$\def\vv#1{\mathbf{\vec{#1}}} \def\unitvv#1{\mathbf{\hat{#1}}} \def\derivative#1#2#3{\frac{d^{#3}#1}{{d#2^{#3}}}}$
I'm not sure if "domain scaling" is the correct word, but I had a problem:
Find the curvature of the curve $\vv r(t)= (9 + \cos 6t - \sin 6t)\unitvv i + (9 + \sin 6t + \cos 6t)\unitvv j+ 4 \unitvv k$
To do this, I used the formula that I had already derived for the curvature:
$\kappa := \frac{d\vv T}{ds} = \frac{\|{\vv{r'}\times\vv{r''}}\|}{{{\|\vv{r'}}\|}^3}$
It was an absolute mess with all sorts of factors of $6$ flying around the page, and I kept losing track of my work, so I decided to try and rescale by using $ u := \frac{t}{6}$ into:
$\vv r(u) = (9+\cos u - \sin u)\unitvv i + (9 + \sin u + \cos u) \unitvv j + 4 \unitvv k$.

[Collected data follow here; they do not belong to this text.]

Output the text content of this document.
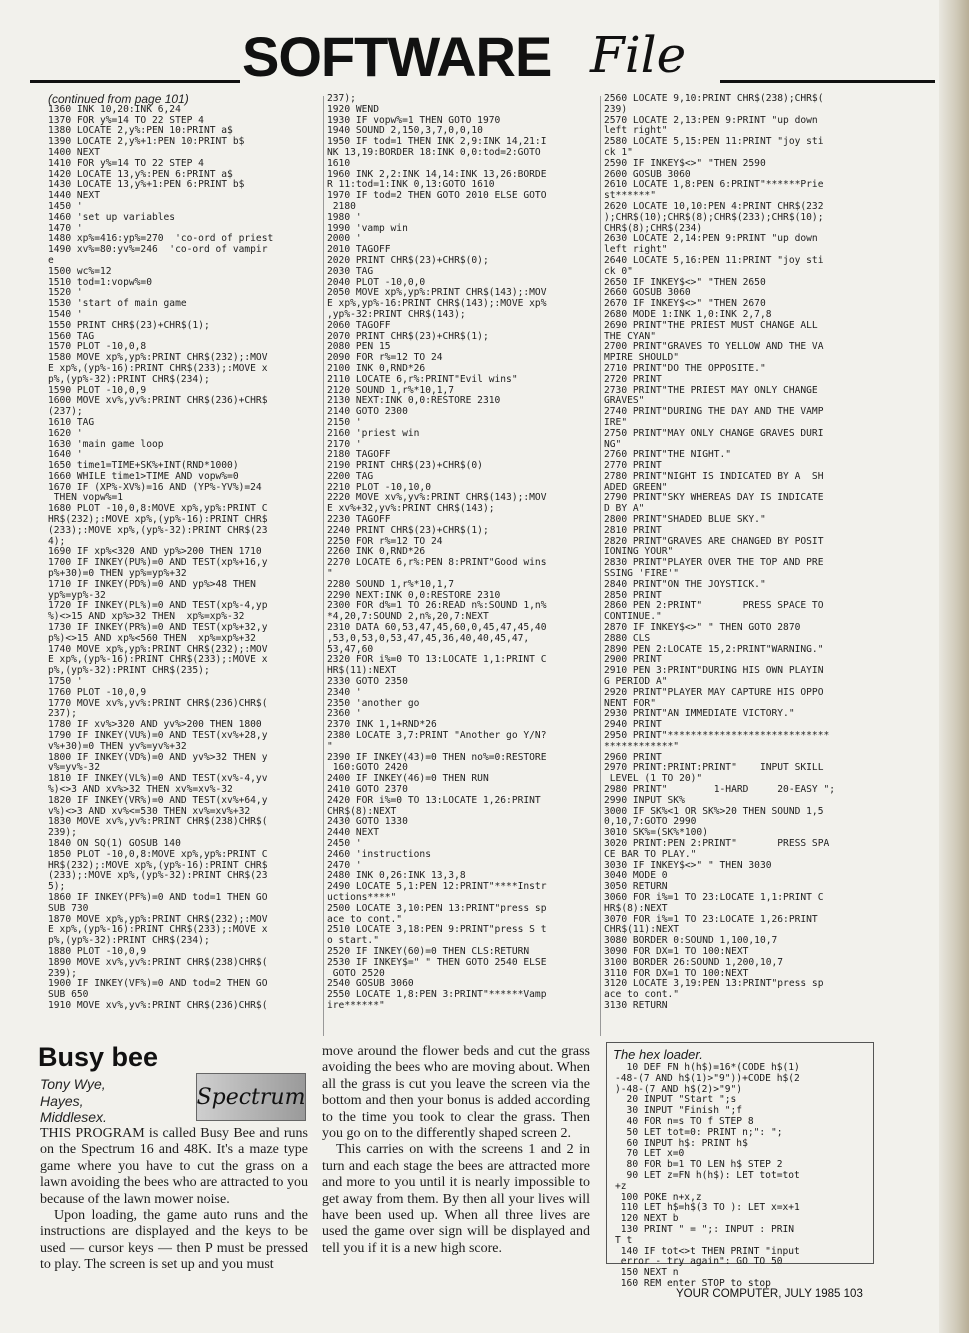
SOFTWARE File
(continued from page 101)
1360 INK 10,20:INK 6,24
1370 FOR y%=14 TO 22 STEP 4
1380 LOCATE 2,y%:PEN 10:PRINT a$
1390 LOCATE 2,y%+1:PEN 10:PRINT b$
1400 NEXT
1410 FOR y%=14 TO 22 STEP 4
1420 LOCATE 13,y%:PEN 6:PRINT a$
1430 LOCATE 13,y%+1:PEN 6:PRINT b$
1440 NEXT
1450 '
1460 'set up variables
1470 '
1480 xp%=416:yp%=270  'co-ord of priest
1490 xv%=80:yv%=246  'co-ord of vampir
e
1500 wc%=12
1510 tod=1:vopw%=0
1520 '
1530 'start of main game
1540 '
1550 PRINT CHR$(23)+CHR$(1);
1560 TAG
1570 PLOT -10,0,8
1580 MOVE xp%,yp%:PRINT CHR$(232);:MOV
E xp%,(yp%-16):PRINT CHR$(233);:MOVE x
p%,(yp%-32):PRINT CHR$(234);
1590 PLOT -10,0,9
1600 MOVE xv%,yv%:PRINT CHR$(236)+CHR$
(237);
1610 TAG
1620 '
1630 'main game loop
1640 '
1650 time1=TIME+SK%+INT(RND*1000)
1660 WHILE time1>TIME AND vopw%=0
1670 IF (XP%-XV%)=16 AND (YP%-YV%)=24
THEN vopw%=1
1680 PLOT -10,0,8:MOVE xp%,yp%:PRINT C
HR$(232);:MOVE xp%,(yp%-16):PRINT CHR$
(233);:MOVE xp%,(yp%-32):PRINT CHR$(23
4);
1690 IF xp%<320 AND yp%>200 THEN 1710
1700 IF INKEY(PU%)=0 AND TEST(xp%+16,y
p%+30)=0 THEN yp%=yp%+32
1710 IF INKEY(PD%)=0 AND yp%>48 THEN
yp%=yp%-32
1720 IF INKEY(PL%)=0 AND TEST(xp%-4,yp
%)<>15 AND xp%>32 THEN  xp%=xp%-32
1730 IF INKEY(PR%)=0 AND TEST(xp%+32,y
p%)<>15 AND xp%<560 THEN  xp%=xp%+32
1740 MOVE xp%,yp%:PRINT CHR$(232);:MOV
E xp%,(yp%-16):PRINT CHR$(233);:MOVE x
p%,(yp%-32):PRINT CHR$(235);
1750 '
1760 PLOT -10,0,9
1770 MOVE xv%,yv%:PRINT CHR$(236)CHR$(
237);
1780 IF xv%>320 AND yv%>200 THEN 1800
1790 IF INKEY(VU%)=0 AND TEST(xv%+28,y
v%+30)=0 THEN yv%=yv%+32
1800 IF INKEY(VD%)=0 AND yv%>32 THEN y
v%=yv%-32
1810 IF INKEY(VL%)=0 AND TEST(xv%-4,yv
%)<>3 AND xv%>32 THEN xv%=xv%-32
1820 IF INKEY(VR%)=0 AND TEST(xv%+64,y
v%)<>3 AND xv%<=530 THEN xv%=xv%+32
1830 MOVE xv%,yv%:PRINT CHR$(238)CHR$(
239);
1840 ON SQ(1) GOSUB 140
1850 PLOT -10,0,8:MOVE xp%,yp%:PRINT C
HR$(232);:MOVE xp%,(yp%-16):PRINT CHR$
(233);:MOVE xp%,(yp%-32):PRINT CHR$(23
5);
1860 IF INKEY(PF%)=0 AND tod=1 THEN GO
SUB 730
1870 MOVE xp%,yp%:PRINT CHR$(232);:MOV
E xp%,(yp%-16):PRINT CHR$(233);:MOVE x
p%,(yp%-32):PRINT CHR$(234);
1880 PLOT -10,0,9
1890 MOVE xv%,yv%:PRINT CHR$(238)CHR$(
239);
1900 IF INKEY(VF%)=0 AND tod=2 THEN GO
SUB 650
1910 MOVE xv%,yv%:PRINT CHR$(236)CHR$(
237);
1920 WEND
1930 IF vopw%=1 THEN GOTO 1970
1940 SOUND 2,150,3,7,0,0,10
1950 IF tod=1 THEN INK 2,9:INK 14,21:I
NK 13,19:BORDER 18:INK 0,0:tod=2:GOTO
1610
1960 INK 2,2:INK 14,14:INK 13,26:BORDE
R 11:tod=1:INK 0,13:GOTO 1610
1970 IF tod=2 THEN GOTO 2010 ELSE GOTO
2180
1980 '
1990 'vamp win
2000 '
2010 TAGOFF
2020 PRINT CHR$(23)+CHR$(0);
2030 TAG
2040 PLOT -10,0,0
2050 MOVE xp%,yp%:PRINT CHR$(143);:MOV
E xp%,yp%-16:PRINT CHR$(143);:MOVE xp%
,yp%-32:PRINT CHR$(143);
2060 TAGOFF
2070 PRINT CHR$(23)+CHR$(1);
2080 PEN 15
2090 FOR r%=12 TO 24
2100 INK 0,RND*26
2110 LOCATE 6,r%:PRINT"Evil wins"
2120 SOUND 1,r%*10,1,7
2130 NEXT:INK 0,0:RESTORE 2310
2140 GOTO 2300
2150 '
2160 'priest win
2170 '
2180 TAGOFF
2190 PRINT CHR$(23)+CHR$(0)
2200 TAG
2210 PLOT -10,10,0
2220 MOVE xv%,yv%:PRINT CHR$(143);:MOV
E xv%+32,yv%:PRINT CHR$(143);
2230 TAGOFF
2240 PRINT CHR$(23)+CHR$(1);
2250 FOR r%=12 TO 24
2260 INK 0,RND*26
2270 LOCATE 6,r%:PEN 8:PRINT"Good wins
"
2280 SOUND 1,r%*10,1,7
2290 NEXT:INK 0,0:RESTORE 2310
2300 FOR d%=1 TO 26:READ n%:SOUND 1,n%
*4,20,7:SOUND 2,n%,20,7:NEXT
2310 DATA 60,53,47,45,60,0,45,47,45,40
,53,0,53,0,53,47,45,36,40,40,45,47,
53,47,60
2320 FOR i%=0 TO 13:LOCATE 1,1:PRINT C
HR$(11):NEXT
2330 GOTO 2350
2340 '
2350 'another go
2360 '
2370 INK 1,1+RND*26
2380 LOCATE 3,7:PRINT "Another go Y/N?
"
2390 IF INKEY(43)=0 THEN no%=0:RESTORE
160:GOTO 2420
2400 IF INKEY(46)=0 THEN RUN
2410 GOTO 2370
2420 FOR i%=0 TO 13:LOCATE 1,26:PRINT
CHR$(8):NEXT
2430 GOTO 1330
2440 NEXT
2450 '
2460 'instructions
2470 '
2480 INK 0,26:INK 13,3,8
2490 LOCATE 5,1:PEN 12:PRINT"****Instr
uctions****"
2500 LOCATE 3,10:PEN 13:PRINT"press sp
ace to cont."
2510 LOCATE 3,18:PEN 9:PRINT"press S t
o start."
2520 IF INKEY(60)=0 THEN CLS:RETURN
2530 IF INKEY$=" " THEN GOTO 2540 ELSE
GOTO 2520
2540 GOSUB 3060
2550 LOCATE 1,8:PEN 3:PRINT"******Vamp
ire******"
2560 LOCATE 9,10:PRINT CHR$(238);CHR$(
239)
2570 LOCATE 2,13:PEN 9:PRINT "up down
left right"
2580 LOCATE 5,15:PEN 11:PRINT "joy sti
ck 1"
2590 IF INKEY$<>" "THEN 2590
2600 GOSUB 3060
2610 LOCATE 1,8:PEN 6:PRINT"******Prie
st******"
2620 LOCATE 10,10:PEN 4:PRINT CHR$(232
);CHR$(10);CHR$(8);CHR$(233);CHR$(10);
CHR$(8);CHR$(234)
2630 LOCATE 2,14:PEN 9:PRINT "up down
left right"
2640 LOCATE 5,16:PEN 11:PRINT "joy sti
ck 0"
2650 IF INKEY$<>" "THEN 2650
2660 GOSUB 3060
2670 IF INKEY$<>" "THEN 2670
2680 MODE 1:INK 1,0:INK 2,7,8
2690 PRINT"THE PRIEST MUST CHANGE ALL
THE CYAN"
2700 PRINT"GRAVES TO YELLOW AND THE VA
MPIRE SHOULD"
2710 PRINT"DO THE OPPOSITE."
2720 PRINT
2730 PRINT"THE PRIEST MAY ONLY CHANGE
GRAVES"
2740 PRINT"DURING THE DAY AND THE VAMP
IRE"
2750 PRINT"MAY ONLY CHANGE GRAVES DURI
NG"
2760 PRINT"THE NIGHT."
2770 PRINT
2780 PRINT"NIGHT IS INDICATED BY A  SH
ADED GREEN"
2790 PRINT"SKY WHEREAS DAY IS INDICATE
D BY A"
2800 PRINT"SHADED BLUE SKY."
2810 PRINT
2820 PRINT"GRAVES ARE CHANGED BY POSIT
IONING YOUR"
2830 PRINT"PLAYER OVER THE TOP AND PRE
SSING 'FIRE'"
2840 PRINT"ON THE JOYSTICK."
2850 PRINT
2860 PEN 2:PRINT"       PRESS SPACE TO
CONTINUE."
2870 IF INKEY$<>" " THEN GOTO 2870
2880 CLS
2890 PEN 2:LOCATE 15,2:PRINT"WARNING."
2900 PRINT
2910 PEN 3:PRINT"DURING HIS OWN PLAYIN
G PERIOD A"
2920 PRINT"PLAYER MAY CAPTURE HIS OPPO
NENT FOR"
2930 PRINT"AN IMMEDIATE VICTORY."
2940 PRINT
2950 PRINT"****************************
************"
2960 PRINT
2970 PRINT:PRINT:PRINT"    INPUT SKILL
LEVEL (1 TO 20)"
2980 PRINT"        1-HARD     20-EASY ";
2990 INPUT SK%
3000 IF SK%<1 OR SK%>20 THEN SOUND 1,5
0,10,7:GOTO 2990
3010 SK%=(SK%*100)
3020 PRINT:PEN 2:PRINT"       PRESS SPA
CE BAR TO PLAY."
3030 IF INKEY$<>" " THEN 3030
3040 MODE 0
3050 RETURN
3060 FOR i%=1 TO 23:LOCATE 1,1:PRINT C
HR$(8):NEXT
3070 FOR i%=1 TO 23:LOCATE 1,26:PRINT
CHR$(11):NEXT
3080 BORDER 0:SOUND 1,100,10,7
3090 FOR DX=1 TO 100:NEXT
3100 BORDER 26:SOUND 1,200,10,7
3110 FOR DX=1 TO 100:NEXT
3120 LOCATE 3,19:PEN 13:PRINT"press sp
ace to cont."
3130 RETURN
Busy bee
Tony Wye,
Hayes,
Middlesex.
Spectrum

THIS PROGRAM is called Busy Bee and runs on the Spectrum 16 and 48K. It's a maze type game where you have to cut the grass on a lawn avoiding the bees who are attracted to you because of the lawn mower noise.

Upon loading, the game auto runs and the instructions are displayed and the keys to be used — cursor keys — then P must be pressed to play. The screen is set up and you must

move around the flower beds and cut the grass avoiding the bees who are moving about. When all the grass is cut you leave the screen via the bottom and then your bonus is added according to the time you took to clear the grass. Then you go on to the differently shaped screen 2.

This carries on with the screens 1 and 2 in turn and each stage the bees are attracted more and more to you until it is nearly impossible to get away from them. By then all your lives will have been used up. When all three lives are used the game over sign will be displayed and tell you if it is a new high score.

The hex loader.
10 DEF FN h(h$)=16*(CODE h$(1)
-48-(7 AND h$(1)>"9"))+CODE h$(2
)-48-(7 AND h$(2)>"9")
20 INPUT "Start ";s
30 INPUT "Finish ";f
40 FOR n=s TO f STEP 8
50 LET tot=0: PRINT n;": ";
60 INPUT h$: PRINT h$
70 LET x=0
80 FOR b=1 TO LEN h$ STEP 2
90 LET z=FN h(h$): LET tot=tot
+z
100 POKE n+x,z
110 LET h$=h$(3 TO ): LET x=x+1
120 NEXT b
130 PRINT " = ";: INPUT : PRIN
T t
140 IF tot<>t THEN PRINT "input
error - try again": GO TO 50
150 NEXT n
160 REM enter STOP to stop
YOUR COMPUTER, JULY 1985 103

I justified that the curvature would be the same by lemma:
Lemma 1: $ u(t) = \alpha t ; \alpha \in \mathbb{R \implies}\kappa (\vv r(t)) = \kappa(\vv r(u))$
Proof: $\kappa (\vv r(u)) = \frac{\|{{\derivative{\vv r}{u}{}}\times{\derivative{\vv r}{u}{2}}}\|}{{{\|\derivative{\vv r}{u}{}}\|}^3} = \frac{\|({\derivative{t}{u}{}\derivative{\vv r}{t}{} )\times((\derivative{t}{u}{})^2(\derivative{\vv r}{t}{2}) + (\derivative{t}{u}{2})(\derivative{\vv r}{t}{}))}\|}{{\|\derivative{t}{u}{}\derivative{\vv r}{t}{}\|}^3} = \frac{\|({\alpha^{-1}\derivative{\vv r}{t}{} )\times(\alpha^{-2}(\derivative{\vv r}{t}{2}) + 0(\derivative{\vv r}{t}{}))}\|}{{\|\alpha^{-1}\derivative{\vv r}{t}{}\|}^3} = \frac{\|\alpha^{-3}\|\|{{\derivative{\vv r}{t}{}}\times{\derivative{\vv r}{t}{2}}}\|}{{{\|\alpha^{-3}\|\|\derivative{\vv r}{t}{}}\|}^3} = \frac{\|{{\derivative{\vv r}{t}{}}\times{\derivative{\vv r}{t}{2}}}\|}{{{\|\derivative{\vv r}{t}{}}\|}^3} = \kappa(\vv r(t))$
It got me the right answer of $\frac{\sqrt2}{2}$ in my example problem, but I can't seem to wrap my head around it conceptually from what my idea of $\kappa$ represents. Perhaps I made an error in my lemma that made this only work because the curvature was a constant? If not, maybe my idea of $\kappa$ is wrong and someone can give be a better intuition of it.
"Scaling the domain"/reparametrizing the curve just changes the speed at which the curve is traced out. But the curvature at a point is a property of the shape that's traced out and doesn't care about the speed.